1. Field of the Invention
The present invention relates to a current excitation type light emitting element in which a light emitting substance is interposed between a pair of electrodes, a light emitting device having such a light emitting element, and an electronic device.
2. Description of the Related Art
A light emitting element having features such as thin shape, lightweight, and rapid response is expected to be applied to flat panel displays of the next generation. In addition, it is said that a light emitting device in which light emitting elements are arranged in matrix is superior to a conventional liquid crystal display device in viewing angle and visibility.
A light emitting element is formed by interposing a light emitting substance containing layer between a pair of electrodes (an anode and a cathode), and it is said that emission mechanism thereof is as follows: when a voltage is applied between both electrodes, holes injected from an anode and electrons injected from a cathode are recombined in a light emitting layer in the light emitting substance containing layer, thereby forming a molecular exciton by recombination in an emission center, and energy is released when the molecular exciton returns to a ground state to emit light. By such a mechanism, such a light emitting element is referred to as a current excitation type light emitting element. A singlet excitation state and a triplet excitation state can be given as types of an excitation state formed by a light emitting substance. Light emission from a singlet excitation state is referred to as fluorescence and light emission from a triplet excitation state is referred to as phosphorescence.
There are problems such that these light emitting substances are easily deteriorated by a physical or chemical influence such as heat, moisture, and oxygen, and are easily deteriorated when the light emitting element is manufactured or driven because these light emitting substances are generally formed in a thin film state with 50 nm or less in a case of a single layer. The prevention of such deterioration of the light emitting element leads to improvement of yield and reliability of the light emitting element.
In a case where such a light emitting element is applied to a light emitting device, an electronic device, and the like, the reduction of power consumption is also given as one of the objects. It is important to reduce a drive voltage of a light emitting element in order to reduce power consumption.
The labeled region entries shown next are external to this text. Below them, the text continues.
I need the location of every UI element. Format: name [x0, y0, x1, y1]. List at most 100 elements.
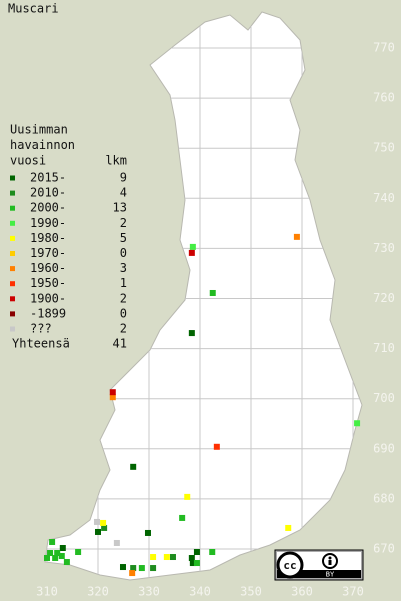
- legend-swatch: [10, 251, 15, 256]
- y-tick-label: 670: [373, 542, 395, 556]
- y-tick-label: 700: [373, 391, 395, 405]
- legend-swatch: [10, 326, 15, 332]
- y-tick-label: 710: [373, 341, 395, 355]
- observation-point: [138, 565, 145, 572]
- x-tick-label: 350: [240, 585, 262, 599]
- observation-point: [144, 529, 151, 536]
- legend-swatch: [10, 281, 15, 287]
- legend-label: 1950-: [30, 276, 66, 290]
- observation-point: [184, 493, 191, 500]
- observation-point: [150, 554, 157, 561]
- legend-count: 4: [120, 186, 127, 200]
- legend-label: 1900-: [30, 291, 66, 305]
- legend-count: 13: [113, 201, 127, 215]
- observation-point: [209, 549, 216, 556]
- x-tick-label: 370: [342, 585, 364, 599]
- observation-point: [49, 538, 56, 545]
- y-tick-label: 730: [373, 241, 395, 255]
- license-by: BY: [326, 571, 335, 579]
- observation-point: [188, 330, 195, 337]
- observation-point: [188, 249, 195, 256]
- legend-total: 41: [113, 337, 127, 351]
- observation-point: [75, 549, 82, 556]
- legend-title: vuosi: [10, 154, 46, 168]
- legend-count: 2: [120, 216, 127, 230]
- x-tick-label: 360: [291, 585, 313, 599]
- y-tick-label: 680: [373, 491, 395, 505]
- observation-point: [113, 539, 120, 546]
- legend-count: 5: [120, 231, 127, 245]
- legend-label: 2010-: [30, 186, 66, 200]
- legend-swatch: [10, 220, 15, 226]
- y-tick-label: 760: [373, 91, 395, 105]
- observation-point: [193, 549, 200, 556]
- observation-point: [129, 570, 136, 577]
- x-tick-label: 340: [189, 585, 211, 599]
- legend-title: Uusimman: [10, 123, 68, 137]
- legend-count: 2: [120, 322, 127, 336]
- observation-point: [188, 555, 195, 562]
- observation-point: [193, 560, 200, 567]
- observation-point: [209, 289, 216, 296]
- legend-swatch: [10, 296, 15, 302]
- license-badge: cc BY: [274, 549, 364, 581]
- y-tick-label: 770: [373, 41, 395, 55]
- observation-point: [169, 554, 176, 561]
- observation-point: [93, 518, 100, 525]
- legend-label: 2000-: [30, 201, 66, 215]
- observation-point: [179, 514, 186, 521]
- observation-point: [44, 555, 50, 562]
- observation-point: [109, 389, 116, 396]
- observation-point: [130, 463, 137, 470]
- observation-point: [109, 394, 116, 401]
- legend-swatch: [10, 205, 15, 211]
- legend-label: 1970-: [30, 246, 66, 260]
- y-tick-label: 720: [373, 291, 395, 305]
- y-tick-label: 750: [373, 141, 395, 155]
- legend-count-header: lkm: [105, 154, 127, 168]
- x-tick-label: 310: [36, 585, 58, 599]
- map-title: Muscari: [8, 2, 59, 16]
- legend-label: 1980-: [30, 231, 66, 245]
- legend-label: 1990-: [30, 216, 66, 230]
- observation-point: [189, 243, 196, 250]
- license-cc: cc: [283, 559, 296, 572]
- legend-count: 3: [120, 261, 127, 275]
- observation-point: [58, 553, 65, 560]
- legend-swatch: [10, 311, 15, 317]
- observation-point: [150, 565, 157, 572]
- legend-swatch: [10, 175, 15, 181]
- observation-point: [163, 554, 170, 561]
- country-outline: [44, 11, 363, 581]
- legend-swatch: [10, 190, 15, 196]
- legend-swatch: [10, 235, 15, 241]
- observation-point: [47, 550, 54, 557]
- observation-point: [130, 565, 137, 572]
- observation-point: [293, 233, 300, 240]
- legend-label: 1960-: [30, 261, 66, 275]
- observation-point: [59, 544, 66, 551]
- legend-count: 2: [120, 291, 127, 305]
- legend-label: -1899: [30, 306, 66, 320]
- observation-point: [285, 524, 292, 531]
- observation-point: [354, 420, 361, 427]
- x-tick-label: 320: [87, 585, 109, 599]
- observation-point: [213, 443, 220, 450]
- observation-point: [63, 559, 70, 566]
- points: [44, 233, 361, 577]
- x-tick-label: 330: [138, 585, 160, 599]
- legend-count: 0: [120, 306, 127, 320]
- observation-point: [101, 524, 108, 531]
- observation-point: [95, 528, 101, 535]
- observation-point: [119, 564, 126, 571]
- legend-title: havainnon: [10, 138, 75, 152]
- legend-total-label: Yhteensä: [12, 337, 70, 351]
- observation-point: [52, 555, 59, 562]
- y-tick-label: 690: [373, 441, 395, 455]
- observation-point: [189, 560, 196, 567]
- legend-label: ???: [30, 322, 52, 336]
- legend-label: 2015-: [30, 171, 66, 185]
- legend-swatch: [10, 266, 15, 272]
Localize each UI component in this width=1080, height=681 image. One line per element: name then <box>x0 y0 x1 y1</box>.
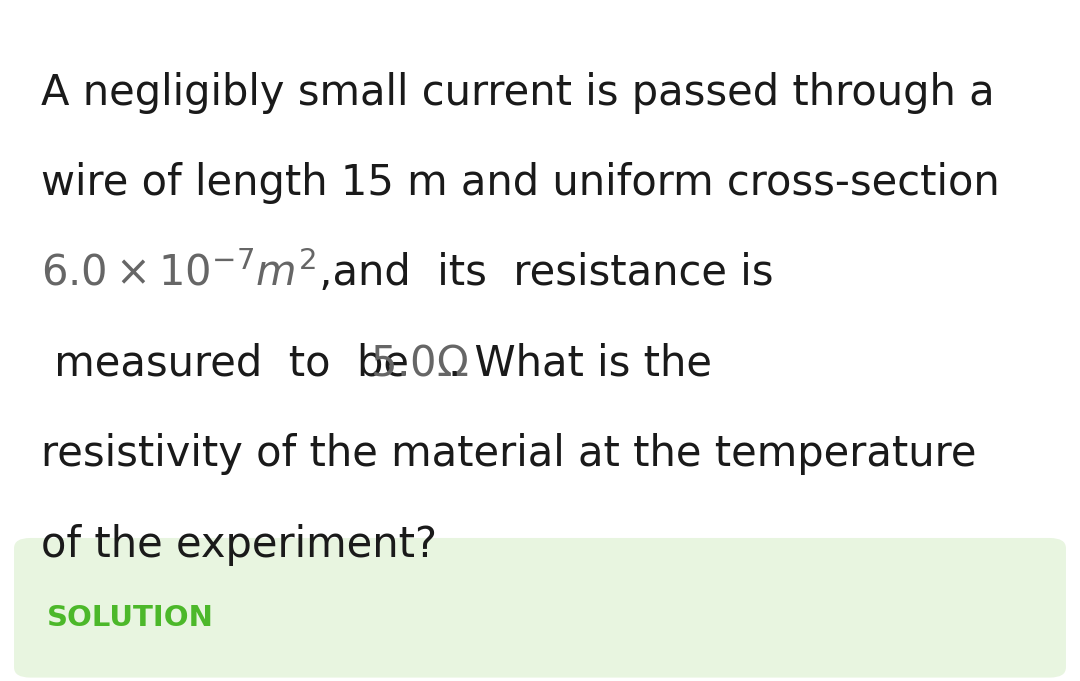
Text: $5.0\Omega$: $5.0\Omega$ <box>370 343 469 385</box>
Text: . What is the: . What is the <box>448 343 712 385</box>
Text: SOLUTION: SOLUTION <box>46 604 214 632</box>
Text: measured  to  be: measured to be <box>41 343 422 385</box>
Text: $6.0 \times 10^{-7}m^2$: $6.0 \times 10^{-7}m^2$ <box>41 252 316 294</box>
Text: A negligibly small current is passed through a: A negligibly small current is passed thr… <box>41 72 995 114</box>
FancyBboxPatch shape <box>14 538 1066 678</box>
Text: ,and  its  resistance is: ,and its resistance is <box>306 252 773 294</box>
Text: of the experiment?: of the experiment? <box>41 524 437 566</box>
Text: wire of length 15 m and uniform cross-section: wire of length 15 m and uniform cross-se… <box>41 162 1000 204</box>
Text: resistivity of the material at the temperature: resistivity of the material at the tempe… <box>41 433 976 475</box>
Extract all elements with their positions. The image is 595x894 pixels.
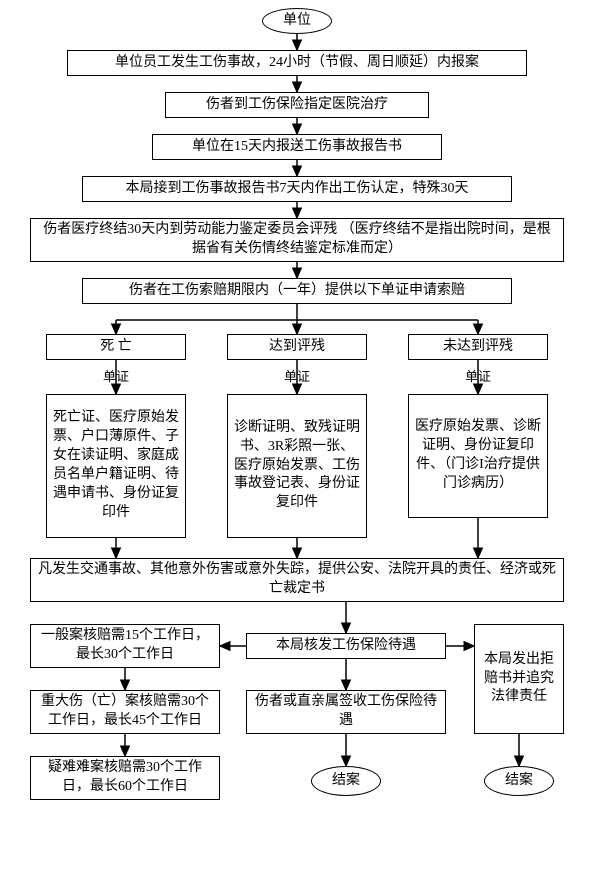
edge-label-lab_a: 单证 xyxy=(96,368,136,386)
process-n4: 本局接到工伤事故报告书7天内作出工伤认定，特殊30天 xyxy=(82,176,512,202)
process-n1: 单位员工发生工伤事故，24小时（节假、周日顺延）内报案 xyxy=(67,50,527,76)
process-n12: 伤者或直亲属签收工伤保险待遇 xyxy=(246,690,446,734)
process-n10a: 一般案核赔需15个工作日，最长30个工作日 xyxy=(30,624,220,668)
edge-label-lab_b: 单证 xyxy=(277,368,317,386)
process-n9: 凡发生交通事故、其他意外伤害或意外失踪，提供公安、法院开具的责任、经济或死亡裁定… xyxy=(30,558,564,602)
process-n2: 伤者到工伤保险指定医院治疗 xyxy=(165,92,429,118)
terminal-n14a: 结案 xyxy=(311,766,381,796)
process-n5: 伤者医疗终结30天内到劳动能力鉴定委员会评残 （医疗终结不是指出院时间，是根据省… xyxy=(30,218,564,262)
process-n10c: 疑难难案核赔需30个工作日，最长60个工作日 xyxy=(30,756,220,800)
process-n10b: 重大伤（亡）案核赔需30个工作日，最长45个工作日 xyxy=(30,690,220,734)
process-n7a: 死 亡 xyxy=(46,334,186,360)
terminal-n0: 单位 xyxy=(262,8,332,34)
process-n8c: 医疗原始发票、诊断证明、身份证复印件、（门诊I治疗提供门诊病历） xyxy=(408,394,548,518)
process-n3: 单位在15天内报送工伤事故报告书 xyxy=(152,134,442,160)
process-n8b: 诊断证明、致残证明书、3R彩照一张、医疗原始发票、工伤事故登记表、身份证复印件 xyxy=(227,394,367,538)
process-n8a: 死亡证、医疗原始发票、户口薄原件、子女在读证明、家庭成员名单户籍证明、待遇申请书… xyxy=(46,394,186,538)
process-n7c: 未达到评残 xyxy=(408,334,548,360)
terminal-n14b: 结案 xyxy=(484,766,554,796)
process-n13: 本局发出拒赔书并追究法律责任 xyxy=(474,624,564,734)
edge-label-lab_c: 单证 xyxy=(458,368,498,386)
process-n7b: 达到评残 xyxy=(227,334,367,360)
process-n6: 伤者在工伤索赔期限内（一年）提供以下单证申请索赔 xyxy=(82,278,512,304)
process-n11: 本局核发工伤保险待遇 xyxy=(246,633,446,659)
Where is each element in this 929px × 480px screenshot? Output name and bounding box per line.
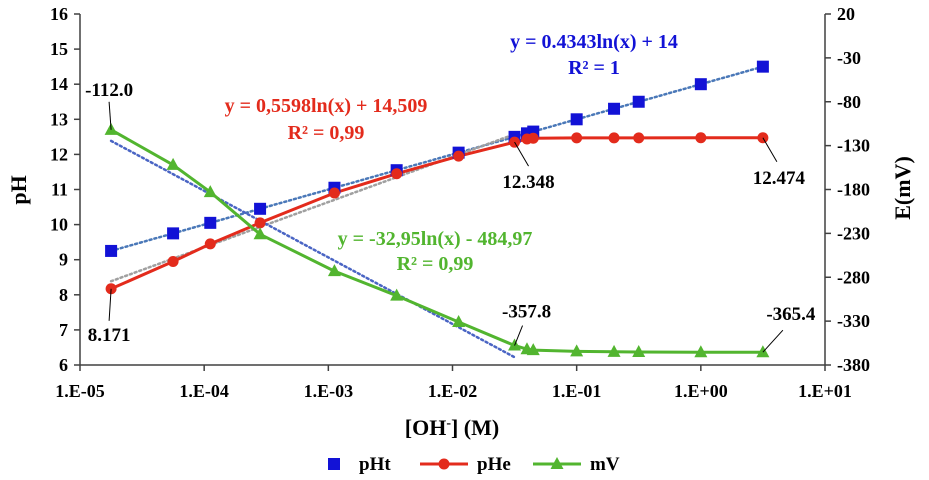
data-point-mv <box>756 345 770 358</box>
legend-label-pht: pHt <box>359 454 391 475</box>
y-tick-label: 7 <box>59 320 68 340</box>
data-point-pht <box>167 227 180 240</box>
y-tick-label: 12 <box>50 144 68 164</box>
data-point-pht <box>632 95 645 108</box>
y-tick-label: 15 <box>50 39 68 59</box>
data-point-mv <box>607 344 621 357</box>
y-tick-label: 8 <box>59 285 68 305</box>
y-tick-label: 16 <box>50 4 68 24</box>
x-tick-label: 1.E-04 <box>179 381 229 401</box>
annotations: -112.0 8.171 12.348 12.474 -357.8 -365.4 <box>85 80 816 353</box>
data-point-mv <box>203 185 217 198</box>
y2-tick-label: -130 <box>837 136 870 156</box>
data-label: 8.171 <box>88 325 131 346</box>
data-point-phe <box>328 187 340 199</box>
y-tick-label: 9 <box>59 250 68 270</box>
data-point-pht <box>254 202 267 215</box>
eq-phe: y = 0,5598ln(x) + 14,509 <box>225 95 428 117</box>
data-point-phe <box>167 255 179 267</box>
data-point-phe <box>608 132 620 144</box>
y2-tick-label: -180 <box>837 180 870 200</box>
y2-axis-title: E(mV) <box>890 156 915 220</box>
annotation-leader <box>514 325 524 346</box>
eq-mv: y = -32,95ln(x) - 484,97 <box>338 228 533 250</box>
y-tick-label: 13 <box>50 109 68 129</box>
legend-label-phe: pHe <box>477 454 511 475</box>
legend-marker-pht <box>328 458 340 470</box>
x-tick-label: 1.E+00 <box>674 381 728 401</box>
data-point-phe <box>453 150 465 162</box>
y-tick-label: 6 <box>59 355 68 375</box>
data-point-mv <box>253 227 267 240</box>
x-tick-label: 1.E-05 <box>55 381 105 401</box>
data-point-mv <box>570 344 584 357</box>
r2-phe: R² = 0,99 <box>288 122 365 144</box>
x-tick-label: 1.E-02 <box>428 381 478 401</box>
data-point-phe <box>254 217 266 229</box>
data-point-pht <box>694 78 707 91</box>
data-point-phe <box>391 168 403 180</box>
data-label: 12.348 <box>502 172 554 193</box>
r2-pht: R² = 1 <box>568 57 620 79</box>
data-point-phe <box>633 132 645 144</box>
y2-tick-label: -330 <box>837 311 870 331</box>
y2-tick-label: -380 <box>837 355 870 375</box>
data-point-pht <box>105 244 118 257</box>
data-point-mv <box>327 264 341 277</box>
eq-pht: y = 0.4343ln(x) + 14 <box>510 31 678 53</box>
data-point-mv <box>632 345 646 358</box>
y-tick-label: 11 <box>51 180 68 200</box>
data-point-mv <box>452 315 466 328</box>
data-point-pht <box>570 113 583 126</box>
annotation-leader <box>108 288 112 321</box>
legend: pHt pHe mV <box>328 454 620 475</box>
data-point-pht <box>756 60 769 73</box>
data-label: -357.8 <box>502 302 551 323</box>
data-point-phe <box>527 132 539 144</box>
y-axis-title: pH <box>6 175 31 204</box>
y2-tick-label: -30 <box>837 48 861 68</box>
data-point-pht <box>204 216 217 229</box>
legend-label-mv: mV <box>590 454 620 475</box>
x-axis-title: [OH-] (M) <box>405 415 499 440</box>
trendline-pht <box>109 65 765 253</box>
x-tick-label: 1.E+01 <box>798 381 852 401</box>
axes: 1.E-05 1.E-04 1.E-03 1.E-02 1.E-01 1.E+00 1.E+… <box>50 4 870 401</box>
y-tick-label: 14 <box>50 74 68 94</box>
data-point-phe <box>571 132 583 144</box>
y-tick-label: 10 <box>50 215 68 235</box>
annotation-leader <box>108 101 112 130</box>
y2-tick-label: -280 <box>837 267 870 287</box>
legend-marker-phe <box>438 458 450 470</box>
trendline-mv <box>109 139 516 359</box>
plot-area <box>80 14 825 365</box>
data-point-mv <box>166 157 180 170</box>
data-point-pht <box>527 125 540 138</box>
data-point-mv <box>390 288 404 301</box>
data-point-phe <box>695 132 707 144</box>
data-label: -112.0 <box>85 80 133 101</box>
annotation-leader <box>762 329 784 353</box>
x-tick-label: 1.E-03 <box>304 381 354 401</box>
data-point-mv <box>526 343 540 356</box>
x-axis-title-tail: ] (M) <box>451 415 499 440</box>
data-point-mv <box>694 345 708 358</box>
x-axis-title-main: [OH <box>405 415 447 440</box>
annotation-leader <box>762 137 778 163</box>
annotation-leader <box>514 141 529 167</box>
y2-tick-label: -230 <box>837 223 870 243</box>
legend-marker-mv <box>550 457 564 469</box>
data-label: 12.474 <box>753 168 806 189</box>
data-label: -365.4 <box>766 304 816 325</box>
x-tick-label: 1.E-01 <box>552 381 602 401</box>
r2-mv: R² = 0,99 <box>397 253 474 275</box>
y2-tick-label: -80 <box>837 92 861 112</box>
data-point-phe <box>204 238 216 250</box>
x-axis-title-sup: - <box>446 416 451 431</box>
data-point-pht <box>608 102 621 115</box>
y2-tick-label: 20 <box>837 4 855 24</box>
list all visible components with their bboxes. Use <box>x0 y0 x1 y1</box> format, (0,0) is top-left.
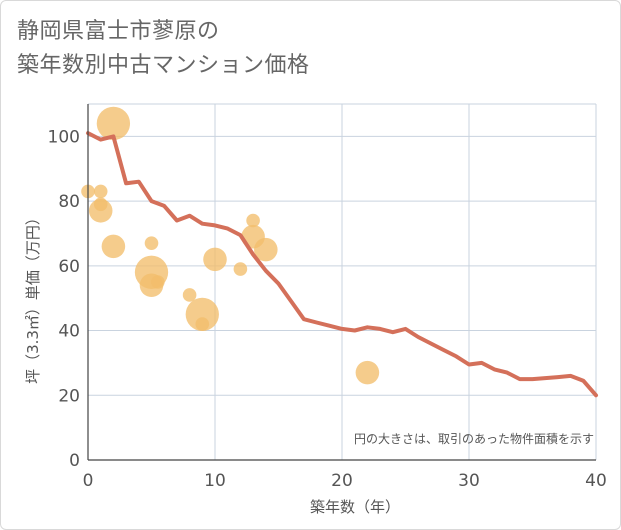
scatter-point <box>101 234 126 259</box>
y-tick-label: 60 <box>58 257 80 277</box>
scatter-point <box>144 236 159 250</box>
scatter-point <box>182 288 197 302</box>
axes: 0 20 40 60 80 100 0 10 20 30 40 <box>48 104 607 491</box>
scatter-point <box>195 317 210 331</box>
y-tick-label: 20 <box>58 386 80 406</box>
chart-title-line-2: 築年数別中古マンション価格 <box>17 53 310 78</box>
y-tick-label: 0 <box>69 451 80 471</box>
x-tick-label: 10 <box>204 471 226 491</box>
y-tick-label: 40 <box>58 322 80 342</box>
scatter-point <box>88 199 113 223</box>
scatter-point <box>203 247 227 272</box>
chart-title-line-1: 静岡県富士市蓼原の <box>17 19 220 44</box>
x-axis-title: 築年数（年） <box>310 498 400 516</box>
y-tick-label: 100 <box>48 127 80 147</box>
bubble-size-note: 円の大きさは、取引のあった物件面積を示す <box>354 431 594 446</box>
y-axis-title: 坪（3.3㎡）単価（万円） <box>24 210 42 384</box>
average-price-line <box>86 131 598 398</box>
axis-labels: 築年数（年） 坪（3.3㎡）単価（万円） 円の大きさは、取引のあった物件面積を示… <box>24 210 594 516</box>
scatter-point <box>185 297 219 332</box>
scatter-point <box>93 184 108 199</box>
y-tick-label: 80 <box>58 192 80 212</box>
scatter-point <box>355 360 380 385</box>
scatter-point <box>151 275 165 289</box>
average-price-line-group <box>86 131 598 398</box>
x-tick-label: 40 <box>585 471 607 491</box>
x-tick-label: 30 <box>458 471 480 491</box>
scatter-point <box>96 106 131 141</box>
x-tick-label: 0 <box>83 471 94 491</box>
x-tick-label: 20 <box>331 471 353 491</box>
scatter-point <box>254 237 278 262</box>
scatter-bubbles <box>81 106 380 385</box>
scatter-point <box>233 262 248 276</box>
scatter-point <box>246 213 260 228</box>
chart-title: 静岡県富士市蓼原の 築年数別中古マンション価格 <box>17 15 310 83</box>
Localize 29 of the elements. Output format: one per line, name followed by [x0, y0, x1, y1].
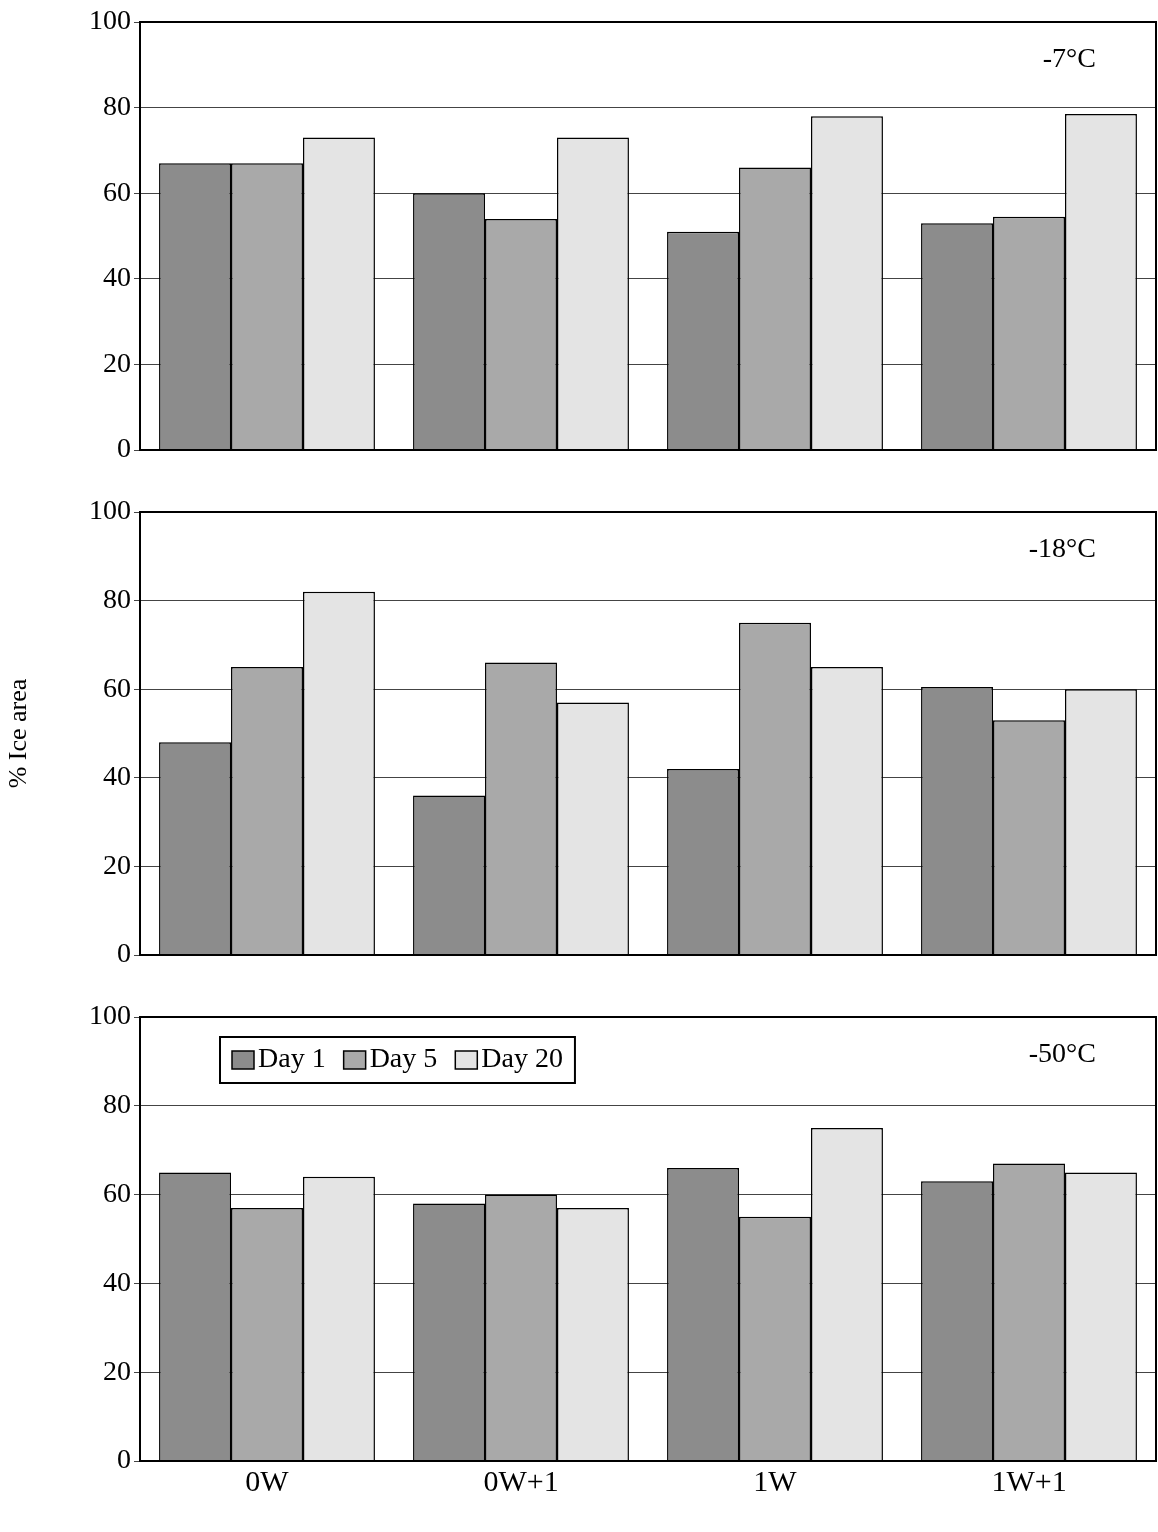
y-tick-label: 60 — [103, 1176, 131, 1208]
legend-label: Day 1 — [258, 1042, 326, 1074]
y-tick-label: 100 — [89, 4, 131, 36]
y-tick-label: 0 — [117, 937, 131, 969]
annotation: -18°C — [1028, 532, 1096, 564]
legend-label: Day 20 — [481, 1042, 563, 1074]
y-tick-label: 80 — [103, 89, 131, 121]
y-tick-label: 60 — [103, 671, 131, 703]
x-tick-label: 1W — [753, 1463, 798, 1497]
annotation: -7°C — [1042, 42, 1096, 74]
y-tick-label: 100 — [89, 999, 131, 1031]
y-tick-label: 40 — [103, 760, 131, 792]
y-axis-title: % Ice area — [3, 678, 33, 789]
y-tick-label: 40 — [103, 1265, 131, 1297]
x-tick-label: 0W+1 — [483, 1463, 559, 1497]
x-tick-label: 0W — [245, 1463, 290, 1497]
y-tick-label: 40 — [103, 261, 131, 293]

In a current excitation type light emitting element, emission intensity is determined by an amount of flowing current. Therefore, it is necessary to flow a large amount of current at a low voltage in order to reduce a drive voltage.
Previously, as a method for reducing a drive voltage, an approach of providing a buffer layer between an electrode and a layer including an organic compound having a light emitting property, has been attempted. For example, it is known that a drive voltage can be reduced by providing a buffer layer which is made of polyaniline (PANI) doped with camphorsulfonic acid, between indium tin oxide (ITO) and a light emitting layer (for example, refer to Non-Patent Document 1: Y. Yang, et al. Applied Physics Letters, Vol. 64 (10), 1245-1247 (1994)). It is explained that this is because of the excellent carrier injecting property of PANI to the light emitting layer. Note that in the Non-Patent Document 1, PANI which is the buffer layer is also considered to be a part of an electrode.
However, as described in the Non-Patent Document 1, PANI has a problem that transmittance becomes lower when a film thickness becomes thick. Specifically, it is reported that, in a film thickness of about 250 nm, the transmittance is less than 70%. In other words, since the problem is with the transparency of the material itself which is used for the buffer layer, light that is generated within an element cannot be extracted efficiently.